HIV pharmacist Ghadeer Muqbill leads a pharmacy service at St George’s University Hospital NHS Foundation Trust in south London for patients with HIV and other infectious diseases.
What is your role and how did you get there?
Although I had a lot of experience working in community pharmacy during university, I decided to pursue a career in hospital pharmacy. I completed my preregistration training at West Middlesex University Hospital — an acute district hospital in west London.
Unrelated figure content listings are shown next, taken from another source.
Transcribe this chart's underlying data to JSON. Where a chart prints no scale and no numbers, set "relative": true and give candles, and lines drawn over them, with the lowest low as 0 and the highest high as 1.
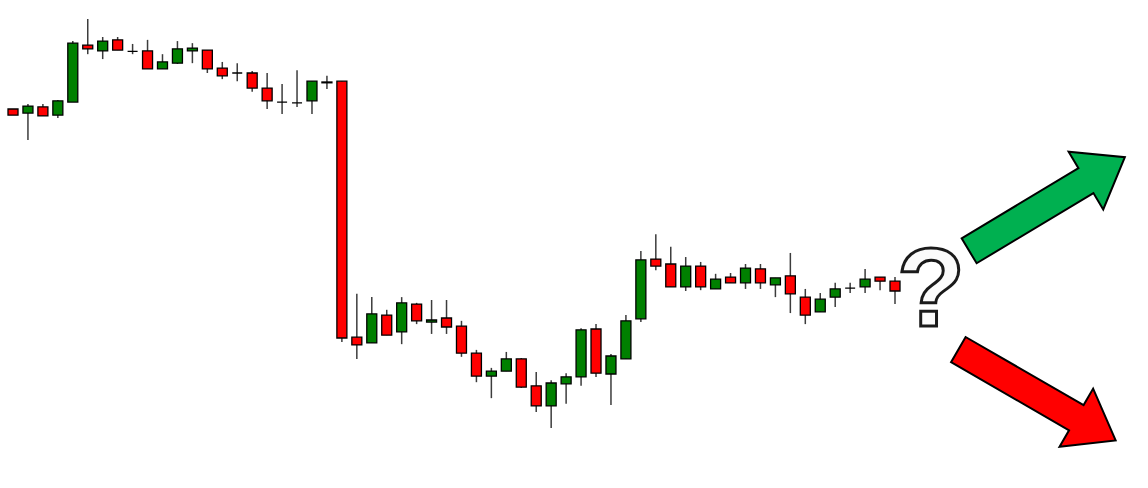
{
  "chart_data": {
    "type": "candlestick",
    "relative": true,
    "categories": [
      null,
      null,
      null,
      null,
      null,
      null,
      null,
      null,
      null,
      null,
      null,
      null,
      null,
      null,
      null,
      null,
      null,
      null,
      null,
      null,
      null,
      null,
      null,
      null,
      null,
      null,
      null,
      null,
      null,
      null,
      null,
      null,
      null,
      null,
      null,
      null,
      null,
      null,
      null,
      null,
      null,
      null,
      null,
      null,
      null,
      null,
      null,
      null,
      null,
      null,
      null,
      null,
      null,
      null,
      null,
      null,
      null,
      null,
      null,
      null
    ],
    "ohlc": [
      [
        0.78,
        0.78,
        0.765,
        0.765
      ],
      [
        0.77,
        0.792,
        0.704,
        0.787
      ],
      [
        0.785,
        0.792,
        0.763,
        0.763
      ],
      [
        0.765,
        0.802,
        0.758,
        0.8
      ],
      [
        0.797,
        0.946,
        0.797,
        0.941
      ],
      [
        0.936,
        1.0,
        0.914,
        0.927
      ],
      [
        0.922,
        0.956,
        0.902,
        0.946
      ],
      [
        0.949,
        0.956,
        0.924,
        0.924
      ],
      [
        0.921,
        0.939,
        0.914,
        0.921
      ],
      [
        0.922,
        0.949,
        0.878,
        0.878
      ],
      [
        0.878,
        0.914,
        0.878,
        0.895
      ],
      [
        0.892,
        0.946,
        0.89,
        0.927
      ],
      [
        0.922,
        0.941,
        0.892,
        0.929
      ],
      [
        0.924,
        0.924,
        0.868,
        0.878
      ],
      [
        0.88,
        0.895,
        0.853,
        0.861
      ],
      [
        0.868,
        0.892,
        0.848,
        0.868
      ],
      [
        0.868,
        0.873,
        0.822,
        0.831
      ],
      [
        0.831,
        0.868,
        0.78,
        0.8
      ],
      [
        0.797,
        0.841,
        0.768,
        0.797
      ],
      [
        0.795,
        0.875,
        0.785,
        0.795
      ],
      [
        0.8,
        0.848,
        0.768,
        0.848
      ],
      [
        0.844,
        0.861,
        0.829,
        0.846
      ],
      [
        0.848,
        0.848,
        0.21,
        0.22
      ],
      [
        0.222,
        0.328,
        0.169,
        0.203
      ],
      [
        0.208,
        0.32,
        0.208,
        0.279
      ],
      [
        0.276,
        0.289,
        0.227,
        0.227
      ],
      [
        0.235,
        0.32,
        0.205,
        0.306
      ],
      [
        0.303,
        0.306,
        0.254,
        0.262
      ],
      [
        0.259,
        0.313,
        0.23,
        0.264
      ],
      [
        0.269,
        0.313,
        0.23,
        0.247
      ],
      [
        0.249,
        0.262,
        0.174,
        0.183
      ],
      [
        0.183,
        0.191,
        0.112,
        0.127
      ],
      [
        0.127,
        0.147,
        0.073,
        0.139
      ],
      [
        0.139,
        0.186,
        0.139,
        0.169
      ],
      [
        0.169,
        0.171,
        0.098,
        0.1
      ],
      [
        0.103,
        0.137,
        0.039,
        0.054
      ],
      [
        0.054,
        0.117,
        0.0,
        0.11
      ],
      [
        0.108,
        0.134,
        0.059,
        0.125
      ],
      [
        0.125,
        0.244,
        0.103,
        0.24
      ],
      [
        0.242,
        0.254,
        0.125,
        0.134
      ],
      [
        0.132,
        0.181,
        0.056,
        0.176
      ],
      [
        0.169,
        0.276,
        0.169,
        0.262
      ],
      [
        0.267,
        0.433,
        0.259,
        0.411
      ],
      [
        0.413,
        0.474,
        0.386,
        0.396
      ],
      [
        0.401,
        0.443,
        0.345,
        0.345
      ],
      [
        0.345,
        0.418,
        0.335,
        0.396
      ],
      [
        0.396,
        0.406,
        0.337,
        0.345
      ],
      [
        0.34,
        0.377,
        0.34,
        0.364
      ],
      [
        0.369,
        0.379,
        0.355,
        0.355
      ],
      [
        0.355,
        0.401,
        0.34,
        0.391
      ],
      [
        0.389,
        0.401,
        0.34,
        0.355
      ],
      [
        0.35,
        0.367,
        0.32,
        0.367
      ],
      [
        0.372,
        0.428,
        0.281,
        0.328
      ],
      [
        0.32,
        0.34,
        0.254,
        0.276
      ],
      [
        0.284,
        0.33,
        0.284,
        0.315
      ],
      [
        0.32,
        0.355,
        0.296,
        0.34
      ],
      [
        0.342,
        0.355,
        0.33,
        0.342
      ],
      [
        0.345,
        0.389,
        0.33,
        0.364
      ],
      [
        0.369,
        0.369,
        0.337,
        0.359
      ],
      [
        0.359,
        0.369,
        0.303,
        0.335
      ]
    ],
    "colors": [
      "#ff0000",
      "#008000",
      "#ff0000",
      "#008000",
      "#008000",
      "#ff0000",
      "#008000",
      "#ff0000",
      "#000000",
      "#ff0000",
      "#008000",
      "#008000",
      "#008000",
      "#ff0000",
      "#ff0000",
      "#000000",
      "#ff0000",
      "#ff0000",
      "#000000",
      "#000000",
      "#008000",
      "#008000",
      "#ff0000",
      "#ff0000",
      "#008000",
      "#ff0000",
      "#008000",
      "#ff0000",
      "#008000",
      "#ff0000",
      "#ff0000",
      "#ff0000",
      "#008000",
      "#008000",
      "#ff0000",
      "#ff0000",
      "#008000",
      "#008000",
      "#008000",
      "#ff0000",
      "#008000",
      "#008000",
      "#008000",
      "#ff0000",
      "#ff0000",
      "#008000",
      "#ff0000",
      "#008000",
      "#ff0000",
      "#008000",
      "#ff0000",
      "#008000",
      "#ff0000",
      "#ff0000",
      "#008000",
      "#008000",
      "#000000",
      "#008000",
      "#ff0000",
      "#ff0000"
    ],
    "annotations": [
      "?"
    ]
  }
}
Soon after completing my training, I was adamant I wanted to continue working at a teaching hospital and so I moved to St Mary’s Hospital in Paddington, part of Imperial College Healthcare. There I successfully completed a clinical diploma in general pharmacy practice, which gave me the skills I needed to move to a senior rotational pharmacist position at St George’s University Hospital NHS Foundation Trust — one of the UK’s largest teaching hospitals. This led to my current role as principal lead in HIV and infectious disease.
What responsibilities do you have as part of your role?
My prime responsibility is to lead a pharmacy service for both patients and healthcare professionals within HIV, infectious disease and genitourinary medicine. The clinical aspect of my role includes ensuring prescriptions for antiretroviral medicines are safe and clinically appropriate for patients in line with guidelines and evidence. I go on specialist ward rounds on the infectious disease ward to review various sick patients and I am also part of the antiretroviral multidisciplinary meeting where we discuss complex patients. The peripheral duties that govern the running of this service are endless, but generally include medicines management, financial drug reporting, staff management and training.
Looking after paediatric HIV patients involves providing treatment advice to a cohort of 100 children and adolescents. In addition to this, I am involved in making recommendations for prevention of mother-to-child transmission, by providing appropriate antiretroviral therapy to mothers and infants during pregnancy, labour and the postnatal period.
Why did you decide to specialise in HIV and infectious diseases?
What attracted me most to specialising in HIV and infectious diseases is the dynamic nature of the specialty and the prospect of novel therapeutics. Patients are diverse and their ability to cope with different challenges in their lives is inspirational. Many have overcome extreme adversity in their health and personal lives. As an integrated and respected member of the multidisciplinary team, I find that the contribution of the HIV pharmacist is invaluable to the management of patient care within HIV and infectious diseases.
In my role, I have the autonomy to make decisions about patients’ treatments to the same extent as other members of the multidisciplinary team, for example, I might recommend changes to treatment secondary to toxicity or to manage drug interactions.
What do you find interesting and rewarding about your role?
I find myself learning something new every day. This includes understanding HIV resistance and how the virus rapidly evolves, managing virological failures (when antiretroviral therapy fails to suppress and sustain a person’s viral load to less than 200 copies/ml), and constructing novel antiretroviral therapy. I also absorb new knowledge from research trials or named patient programmes.
Being a member of the HIV Pharmacy Association provides networking opportunities and regular attendance at academic meetings, workshops, and conferences helps keep me up to date.
I make a difference every day, especially during adherence clinics. Patients are seen in a pharmacy-led adherence clinic prior starting or switching treatment, post-ward discharge, or if they have any adherence issues. HIV treatment is lifelong and adhering to therapy is essential for sustaining viral suppression, and so these clinics gives you the opportunity to ensure any barriers or concerns are overcome and that patients make the most effective use of their medicines.
Why do you think it is important for pharmacists in particular to get involved in the care of patients with HIV?
HIV is a disease for which treatment is entirely drug-based. Pharmacists play a vital role in educating patients about lifelong treatment and advising healthcare professionals on how to manage potential drug interactions. Pharmacists across primary and secondary care can help increase awareness of HIV prevention among patients and healthcare profession.
What are your career goals for the future?
My next step is to start the non-medical prescribing course. I intend to use this qualification within infectious diseases to optimise patient care. My long-term goal for the future is to work abroad to share my expert skills and knowledge in less fortunate areas.